Il re dell'uvetta è un libro esigente perché si presenta come una svagata chiacchiera mentre in realtà è una densissima miniera di aneddoti e di informazioni, che richiedono notevole attenzione. Apparentemente curat de minimis, che forse così minima non sono. Fredrik Sjöberg dev'essere una persona molto simpatica, ironica e anche discreta, curiosissima di tutto (e questa è la caratteristica che apprezzo di più).  E' un libro estremamente amichevole, ma inadatto per chi soffre di un deficit di attenzione e anche per quelli che i libri li divorano, che vogliono leggere "tutto d'un fiato". Ci vuole capacità di seguire parola per parola, riga per riga, senza lanciare il cuore oltre l'ostacolo né l'occhio verso la conclusione, e godersi la colta, divertente, arguta e caleidoscopica compagnia di un collezionista di surfidi. 
Bella traduzione di  Fulvio Ferrari.

martedì 18 agosto 2015

La felicità è una trappola di sei metri: Fredrik Sjöberg, L'arte dicollezionare mosche

Raramente mi è capitato di imbattermi in un libro più adatto alla vacanza di questo, che pure non è un giallo né un rosa ma una sorta di divagazione tra i ricordi e le riflessioni sulla vita di un entomologo (anzi, collezionista di surfidi, e solo quelli) svedese, ex giramondo che vive in un'isola dell'arcipelago di Stoccolma e odia i viaggi.
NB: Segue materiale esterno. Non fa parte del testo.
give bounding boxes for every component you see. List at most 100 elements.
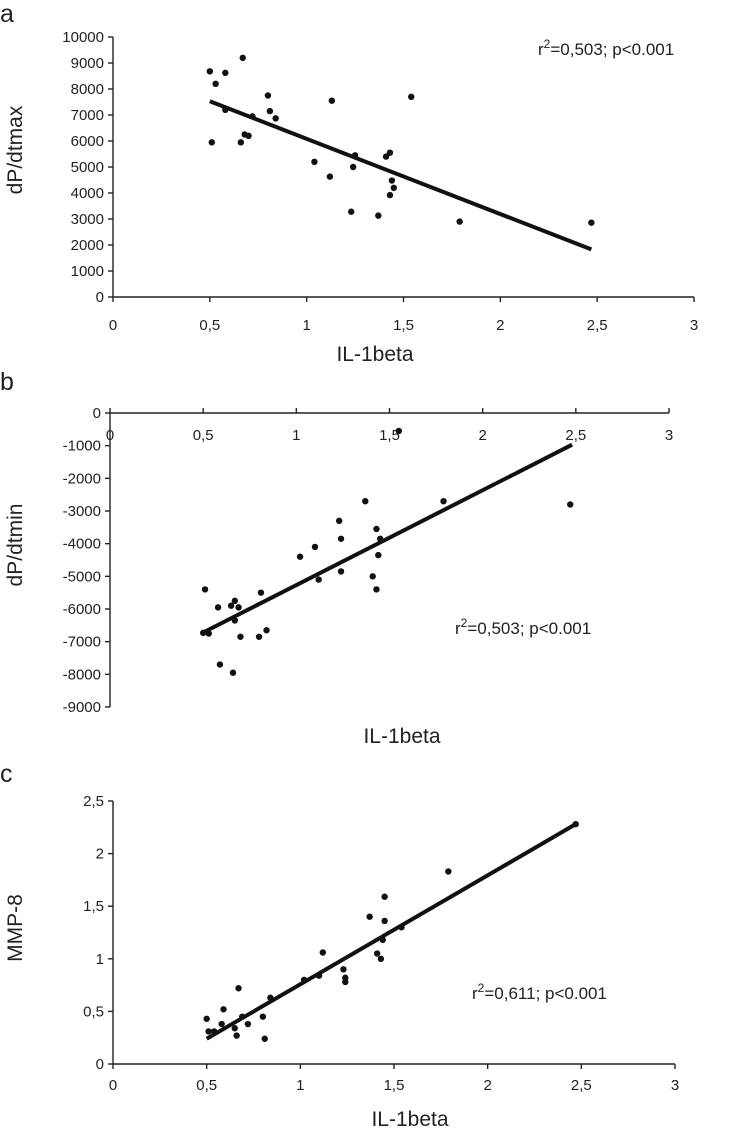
- data-point: [456, 218, 463, 225]
- data-point: [222, 106, 229, 114]
- y-tick-label: -7000: [63, 634, 101, 651]
- data-point: [300, 976, 308, 984]
- data-point: [259, 1013, 267, 1020]
- x-tick-label: 2,5: [565, 427, 586, 444]
- data-point: [261, 1035, 268, 1042]
- data-point: [362, 498, 369, 505]
- x-tick-label: 1,5: [393, 317, 414, 334]
- x-tick-label: 2: [496, 317, 504, 334]
- figure-panels: a010002000300040005000600070008000900010…: [0, 0, 698, 1131]
- data-point: [328, 97, 336, 104]
- data-point: [567, 501, 574, 508]
- data-point: [315, 576, 322, 583]
- data-point: [395, 427, 403, 435]
- data-point: [366, 913, 373, 920]
- data-point: [342, 978, 349, 986]
- data-point: [373, 950, 381, 957]
- y-tick-label: -5000: [63, 568, 101, 585]
- x-tick-label: 1,5: [379, 427, 400, 444]
- data-point: [263, 627, 270, 634]
- data-point: [388, 177, 396, 184]
- data-point: [218, 1020, 225, 1028]
- x-tick-label: 2,5: [571, 1077, 592, 1094]
- data-point: [227, 602, 235, 609]
- y-tick-label: -2000: [63, 470, 101, 487]
- data-point: [381, 893, 388, 900]
- y-tick-label: -9000: [63, 699, 101, 716]
- data-point: [311, 543, 319, 551]
- data-point: [588, 219, 595, 226]
- x-tick-label: 2: [478, 427, 486, 444]
- y-tick-label: 0,5: [83, 1003, 104, 1020]
- data-point: [220, 1006, 227, 1013]
- data-point: [337, 535, 345, 542]
- data-point: [235, 604, 242, 611]
- data-point: [205, 630, 212, 637]
- x-tick-label: 3: [665, 427, 673, 444]
- data-point: [231, 617, 239, 624]
- data-point: [206, 68, 214, 75]
- data-point: [349, 163, 357, 171]
- data-point: [233, 1032, 240, 1039]
- data-point: [381, 917, 388, 925]
- y-tick-label: 9000: [71, 55, 104, 72]
- y-tick-label: 7000: [71, 107, 104, 124]
- y-tick-label: -6000: [63, 601, 101, 618]
- data-point: [214, 604, 222, 611]
- data-point: [199, 629, 207, 637]
- y-tick-label: 0: [96, 289, 104, 306]
- data-point: [249, 113, 256, 120]
- x-axis-label: IL-1beta: [371, 1108, 448, 1131]
- data-point: [235, 985, 242, 992]
- y-tick-label: -3000: [63, 503, 101, 520]
- x-tick-label: 1: [292, 427, 300, 444]
- y-axis-label: dP/dtmax: [4, 105, 27, 194]
- y-tick-label: -1000: [63, 438, 101, 455]
- data-point: [398, 924, 405, 931]
- statistics-annotation: r2=0,503; p<0.001: [455, 616, 591, 638]
- regression-line: [202, 442, 574, 635]
- x-tick-label: 2: [483, 1077, 491, 1094]
- data-point: [205, 1028, 212, 1035]
- y-tick-label: 2,5: [83, 793, 104, 810]
- data-point: [315, 972, 323, 979]
- x-tick-label: 0,5: [193, 427, 214, 444]
- data-point: [231, 597, 239, 605]
- data-point: [201, 586, 209, 593]
- x-tick-label: 0: [109, 1077, 117, 1094]
- x-axis-label: IL-1beta: [363, 725, 440, 748]
- data-point: [379, 936, 386, 944]
- data-point: [408, 93, 415, 101]
- x-tick-label: 3: [690, 317, 698, 334]
- data-point: [373, 525, 380, 533]
- x-tick-label: 0: [109, 317, 117, 334]
- x-tick-label: 0: [106, 427, 114, 444]
- y-tick-label: -8000: [63, 666, 101, 683]
- x-tick-label: 1,5: [384, 1077, 405, 1094]
- x-tick-label: 0,5: [199, 317, 220, 334]
- y-tick-label: 1: [96, 951, 104, 968]
- y-tick-label: 0: [93, 405, 101, 422]
- data-point: [255, 633, 263, 640]
- data-point: [390, 184, 398, 191]
- y-tick-label: 2000: [71, 237, 104, 254]
- regression-line: [209, 99, 593, 252]
- data-point: [229, 669, 237, 676]
- statistics-annotation: r2=0,503; p<0.001: [538, 37, 674, 59]
- y-axis-label: dP/dtmin: [4, 504, 27, 587]
- x-tick-label: 3: [671, 1077, 679, 1094]
- y-tick-label: 1,5: [83, 898, 104, 915]
- data-point: [337, 568, 345, 575]
- data-point: [351, 152, 359, 159]
- data-point: [386, 191, 394, 199]
- y-tick-label: 4000: [71, 185, 104, 202]
- x-tick-label: 1: [296, 1077, 304, 1094]
- data-point: [445, 868, 452, 875]
- data-point: [231, 1025, 238, 1032]
- data-point: [267, 994, 274, 1001]
- data-point: [572, 820, 579, 828]
- panel-letter: c: [0, 760, 13, 788]
- data-point: [373, 586, 380, 593]
- regression-line: [205, 822, 577, 1041]
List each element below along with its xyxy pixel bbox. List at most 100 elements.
Non farò a "L'arte di collezionare mosche" il torto di definirlo incantevole (aggettivo che quando mi ci imbatto in una recensione mi fa scappare a gambe levate) ma lo è, e l'incanto è dovuto alla serissima svagatezza, all'ironia, curiosità e simpatia umana con cui Fredrik Sjöberg si accosta ai colleghi entomologi e alle loro variabili originalità. 

Tra tutte spicca la figura di René Malaise, massimo esperto di tentredinidi (qualunque cosa siano), giunto alla fama in giovane età per una spedizione nella Kamchatka in cui aveva individuato centinaia di nuove specie di insetti (e mi ha fatto sognare l'idea di un tempo, e un paese, in cui si diventava famosi per motivi simili) e per l'invenzione della trappola per mosche che porta il suo nome. L'autore ne ricostruisce la vita attraverso pochi e sparsissimi indizi, con  pazienza da entomologo e intuito da archeologo cerca parenti, vecchi articoli in riviste scientifiche e periodici dedicati alle follie dei collezionisti, ne ipotizza le traversie amorose e matrimoniali, fino all'ultima trasformazione in collezionista d'arte dove inseguitore e inseguito in qualche modo si confondono. Ma sono molte le figure che si incontrano in queste pagine, da Bruce Chatwin a Edward Lawrence a Milan Kundera, ai turisti che non vogliono credere che i surfidi, massimi esperti di mimetismo, siano mosche e non vespe, fino allo studioso finlandese che barava tagliando le ali degli insetti per aumentarne il numero di battiti al minuto, alla cilena incontrata casualmente in aeroporto o ai familiari dell'autore, che immaginiamo sullo sfondo a reggergli il retino, ironici e pazienti come lui. 

Insomma un gran bel libro che consiglio a tutti, da portarsi in vacanza per seguirne il ritmo divagante, intelligente e gradevole, e anche per tenere le distanze da quello che talvolta si riesce a lasciarci alle spalle partendo - l'amore, la politica, il denaro, le tentazioni - per entrare nel magico mondo degli insetti e di chi li colleziona perseguendo lentezza e rispetto dei propri limiti. Non le farfalle, per carità, troppo facile, ma tentredinidi e surfidi, che si catturano col retino ma anche con la gloriosa e mitica trappola di Malaise di sei metri. 
La scorrevole traduzione è di Fulvio Ferrari.